いまだそんな風に誤解している親は少なくないと聞く。わが子の目が悪くなっていることがわかったら、まずすべきことは適切な治療。眼鏡はそのために欠かせない「医療機器」だ。
では、子どもの眼鏡を作るときに気をつけるべきこととは? 数多くの小児眼科疾患に対応している日本橋はま眼科クリニックの院長・浜由起子先生に、子どもと視力の関係について聞いた。

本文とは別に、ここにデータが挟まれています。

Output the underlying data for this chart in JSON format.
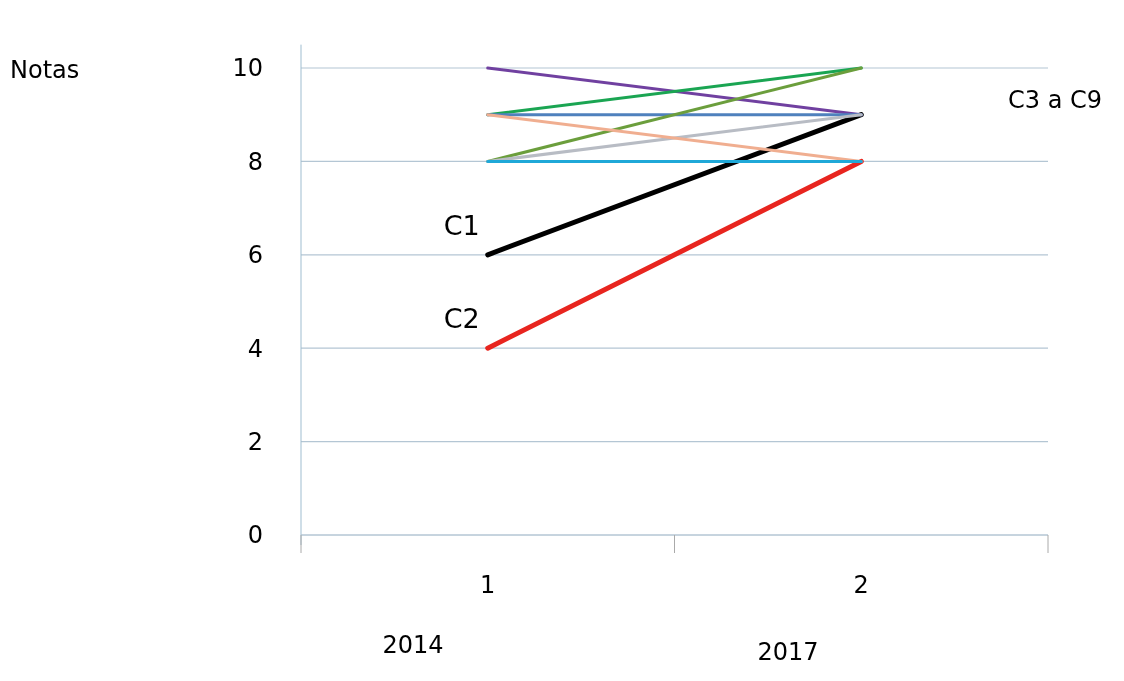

「まず絶対にやめてほしいのが、眼鏡販売店に直行することです。量販店の視力検査は、大人向けの簡易的なものです。視力検査に慣れていない幼い子の場合、慣れない検査で『見なきゃ!』と緊張が高まると、近視寄りの数値が出てしまいがち。特に小学校低学年以下のお子さんが眼鏡を作るときは、必ず眼科医の診療を受けてください」(浜先生 以下同)
●度数の合わない眼鏡をかけたときの弊害
仮に、前述のように緊張などで誤った検査値になり、本当は0.8なのに0.1という検査結果が出てしまうと、その子は0.1の度数の眼鏡をかけることになる。その場合、どんな影響があるのか?
「度数の合わない眼鏡をかけてしまうと、柔らかい子どもの目はその度数に合うように成長してしまい、結果的に近視が進んでしまうことになるのです。眼鏡をかけ始める時期や度数の選択は、幼い子の場合は慎重にすべきだということを覚えておいてください」
ちなみに、「眼鏡をつけたり外したりすると目が悪くなる」という俗説は本当なのだろうか?
「それは絶対にありえません。むしろ、眼鏡のいいところは、簡単につけ外しができるところ。眼鏡というのはあくまで必要なときにかけるという便利な道具なので、適切な度数の眼鏡をかけたり外したりすることで視力が低下することはありません」
●子のコンタクトレンズは中学生からが目安
ところで、コンタクトレンズの場合は何歳くらいから使えるのだろう?
「日本眼科学会では、コンタクトレンズの使用は中学生になってからを推奨しています。デリケートなコンタクトレンズをしっかり管理できるようになるのは、やはりそのくらいの年齢が必要です。先ほど述べた眼鏡と違って、目の成長期にコンタクトレンズをつけっぱなしにすると、視力低下の要因となります。スポーツをしている子どもの場合は眼鏡が邪魔になってしまうこともありますが、私個人としては成長期のコンタクトレンズはあまりオススメしませんね」
わが子の視力が低下したときは、まずは目の正しい成長をフォローする眼鏡選びを心がけよう。